Preparing for the Tour

Jim McClain©
So let's get started on the tour.  Be ready when the tour is called.  It is usually best to stay at the back of the tour. This allows you more time and space  for shooting but it is also a spot preferred by many participants. Usually a photographer gets the respect of his craft and is allowed to stay back.  If this is  not your first tour, try to have your camera preset to save time. Some tours move rather quickly and lights are turned off behind the tour so you don't  want to be left in the dark.  It is advisable to take a small light source so that you might view any non-lighted camera settings.

      Even though I have photographed many caves in several states, I learned a new lesson at Caverns of Sonora in Sonora, Texas a few years back.  This is  a good start to getting you ready to shoot.  As it happens, I was there on a slow day and myself and the guide were the only ones on the tour.  So we took  off, entering the cave from a hot environment of southwest Texas to a cool 71 degrees and 98 % humidity level.  I began to shoot and everything was  coming out blurry.  I double checked my settings, found nothing wrong, then turned my lens up to check it and found that it was covered with moisture.   The act of bringing the hot camera into the cooler moist cave caused dew to form on the lens.  Lesson learned...

      So acclimate your camera as much as possible especially if you are south in the summer.  Preset as much as possible. Settings are many times  determined by the type and amount of lighting provided in the cave and the distance you are from a formation. Flash is of negligible use because either the  distance is too far or too close. It will either not reach the formation or will wash out the color by over compensating the provided light.  It is possible to  use off camera flash if you have a partner to hold the flash away from the camera via sync cord or remote flash.  This allows the flash to create shadows  behind or beside the formations which gives them a 3D look or depth in the photo.  This requires a little more planning so consult the tour guide before the  tour to see if it is allowed.  As a general rule I shoot with a telephoto zoom lens which give you wide angle  capability for large rooms and telephoto to  zoom in to singular features.  

Camera Settings

Jim McClain©
Though some cave features are well lighted and auto focus will work, not all will be, so use manual focus if your camera's auto focus will not lock on in low light circumstances.  Set your lens to the largest f-stop (normally 2.8 or 3.5) and use Image Stabilizer if available.  Use bracketing if available to give you a variety of settings on each shot. Also use the camera's white balance adjustment to match the type of lighting in the cave (usually incandescent).

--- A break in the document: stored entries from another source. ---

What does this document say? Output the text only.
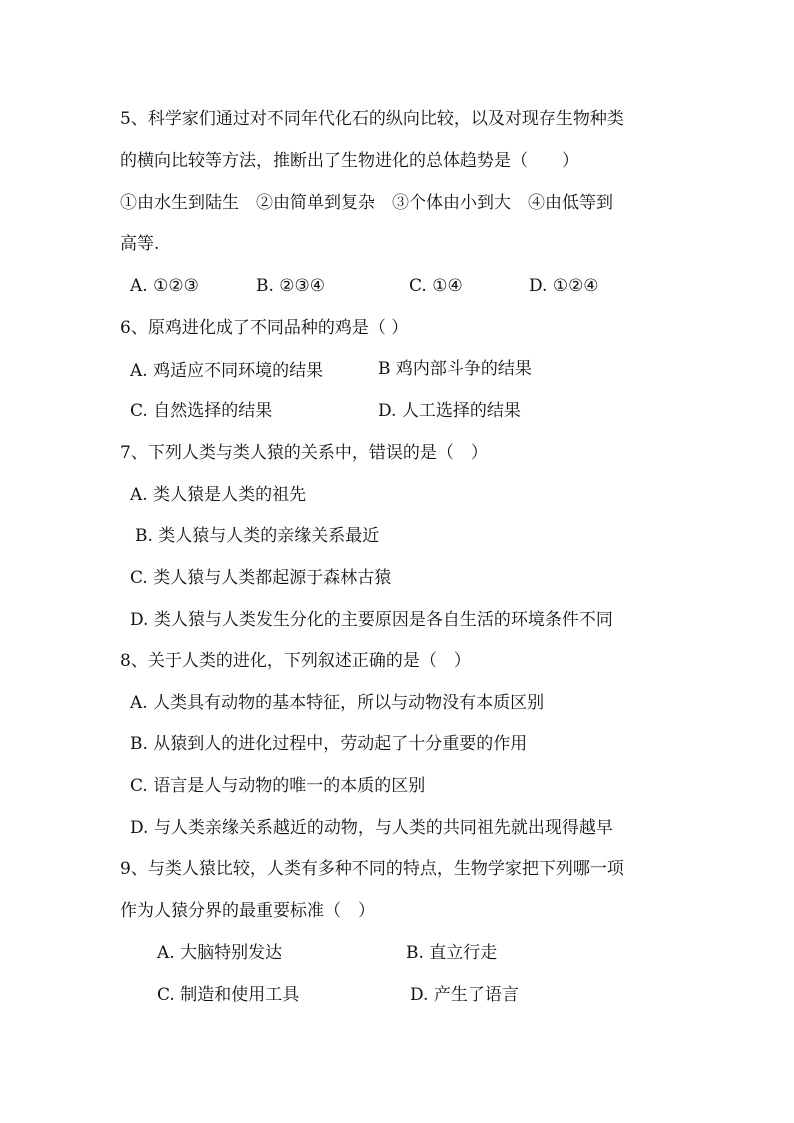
5、科学家们通过对不同年代化石的纵向比较，以及对现存生物种类
的横向比较等方法，推断出了生物进化的总体趋势是（　　）
①由水生到陆生　②由简单到复杂　③个体由小到大　④由低等到
高等.
A. ①②③	B. ②③④	C. ①④	D. ①②④
6、原鸡进化成了不同品种的鸡是（ ）
A. 鸡适应不同环境的结果	B 鸡内部斗争的结果
C. 自然选择的结果	D. 人工选择的结果
7、下列人类与类人猿的关系中，错误的是（　）
A. 类人猿是人类的祖先
B. 类人猿与人类的亲缘关系最近
C. 类人猿与人类都起源于森林古猿
D. 类人猿与人类发生分化的主要原因是各自生活的环境条件不同
8、关于人类的进化，下列叙述正确的是（　）
A. 人类具有动物的基本特征，所以与动物没有本质区别
B. 从猿到人的进化过程中，劳动起了十分重要的作用
C. 语言是人与动物的唯一的本质的区别
D. 与人类亲缘关系越近的动物，与人类的共同祖先就出现得越早
9、与类人猿比较，人类有多种不同的特点，生物学家把下列哪一项
作为人猿分界的最重要标准（　）
A. 大脑特别发达	B. 直立行走
C. 制造和使用工具	D. 产生了语言
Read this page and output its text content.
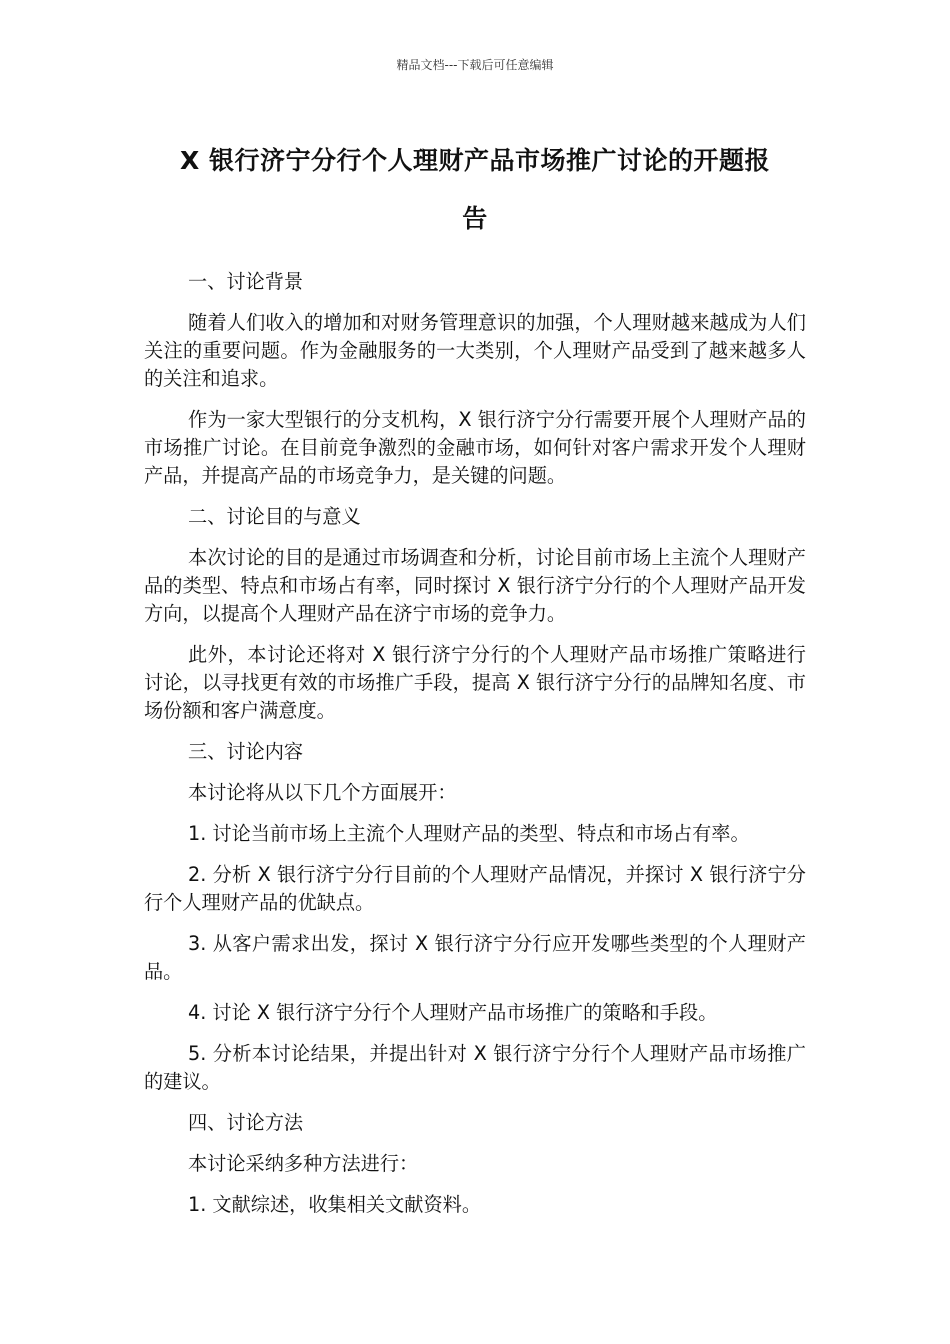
精品文档---下载后可任意编辑
X 银行济宁分行个人理财产品市场推广讨论的开题报
告

一、讨论背景

随着人们收入的增加和对财务管理意识的加强，个人理财越来越成为人们关注的重要问题。作为金融服务的一大类别，个人理财产品受到了越来越多人的关注和追求。

作为一家大型银行的分支机构，X 银行济宁分行需要开展个人理财产品的市场推广讨论。在目前竞争激烈的金融市场，如何针对客户需求开发个人理财产品，并提高产品的市场竞争力，是关键的问题。

二、讨论目的与意义

本次讨论的目的是通过市场调查和分析，讨论目前市场上主流个人理财产品的类型、特点和市场占有率，同时探讨 X 银行济宁分行的个人理财产品开发方向，以提高个人理财产品在济宁市场的竞争力。

此外，本讨论还将对 X 银行济宁分行的个人理财产品市场推广策略进行讨论，以寻找更有效的市场推广手段，提高 X 银行济宁分行的品牌知名度、市场份额和客户满意度。

三、讨论内容

本讨论将从以下几个方面展开：

1. 讨论当前市场上主流个人理财产品的类型、特点和市场占有率。

2. 分析 X 银行济宁分行目前的个人理财产品情况，并探讨 X 银行济宁分行个人理财产品的优缺点。

3. 从客户需求出发，探讨 X 银行济宁分行应开发哪些类型的个人理财产品。

4. 讨论 X 银行济宁分行个人理财产品市场推广的策略和手段。

5. 分析本讨论结果，并提出针对 X 银行济宁分行个人理财产品市场推广的建议。

四、讨论方法

本讨论采纳多种方法进行：

1. 文献综述，收集相关文献资料。
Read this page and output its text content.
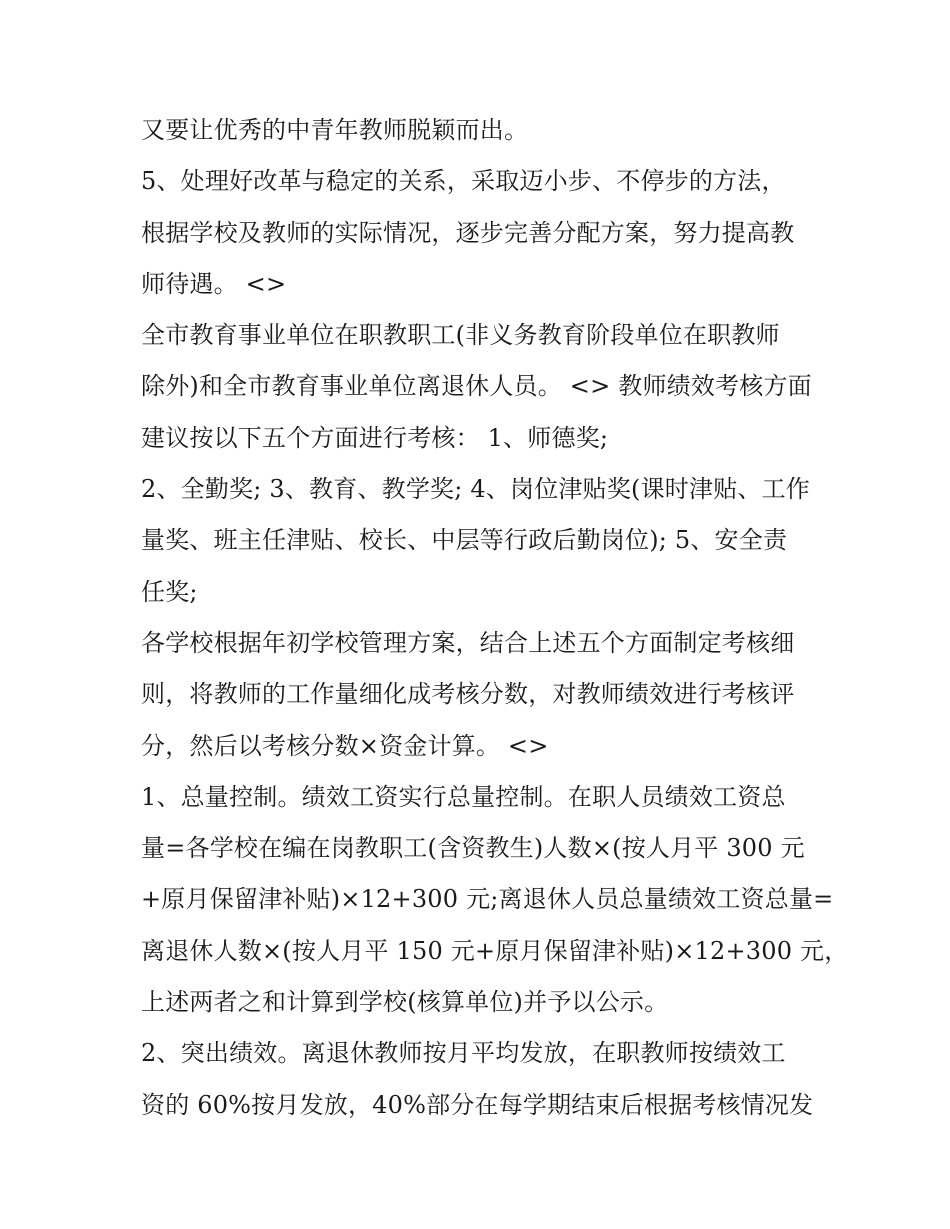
又要让优秀的中青年教师脱颖而出。
5、处理好改革与稳定的关系，采取迈小步、不停步的方法，
根据学校及教师的实际情况，逐步完善分配方案，努力提高教
师待遇。 <>
全市教育事业单位在职教职工(非义务教育阶段单位在职教师
除外)和全市教育事业单位离退休人员。 <> 教师绩效考核方面
建议按以下五个方面进行考核： 1、师德奖;
2、全勤奖; 3、教育、教学奖; 4、岗位津贴奖(课时津贴、工作
量奖、班主任津贴、校长、中层等行政后勤岗位); 5、安全责
任奖;
各学校根据年初学校管理方案，结合上述五个方面制定考核细
则，将教师的工作量细化成考核分数，对教师绩效进行考核评
分，然后以考核分数×资金计算。 <>
1、总量控制。绩效工资实行总量控制。在职人员绩效工资总
量=各学校在编在岗教职工(含资教生)人数×(按人月平 300 元
+原月保留津补贴)×12+300 元;离退休人员总量绩效工资总量=
离退休人数×(按人月平 150 元+原月保留津补贴)×12+300 元，
上述两者之和计算到学校(核算单位)并予以公示。
2、突出绩效。离退休教师按月平均发放，在职教师按绩效工
资的 60%按月发放，40%部分在每学期结束后根据考核情况发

 Using the camera's manual setting, I usually start with an ISO of 1600 and a shutter speed of 1/100.  Depending on the lighting in the area, these settings can be adjusted until you get the best results available. Lower ISO's for instance yields better quality photos without as much noise. Shooting in RAW format gives you more latitude for adjustments at the PC.  Remember that going below 1/30 of a second on the shutter speed will likely lead to camera shake or blur if handheld. If shooting from a tripod, slower speeds will cause overexposure of well lit parts of a subject. Making necessary adjustments to ISO, f-stop and shutter speeds as well as incorporating use of on camera flash will usually lead to satisfactory results.

Shooting Features

Study the cave formations briefly as your guide is giving information and taking questions.  Look for interesting shadow play caused by cave lighting. Back lighting also produces some great shots such as a formation called cave bacon.  In some formations you will see inanimate objects like an animal or a person's profile.  There are also  many natural and unusual formations like travertine dams, cave popcorn, helectites, delicate soda straws, columns, stalagmites and stalactites. Guides are usually very good at pointing out these features.  A final thought is try a few shots in black and white.  Most caves use colored lighting for added beauty to the features but if you were shooting a wild cave, chances are that there won't be much color, so for variety, shoot au naturel.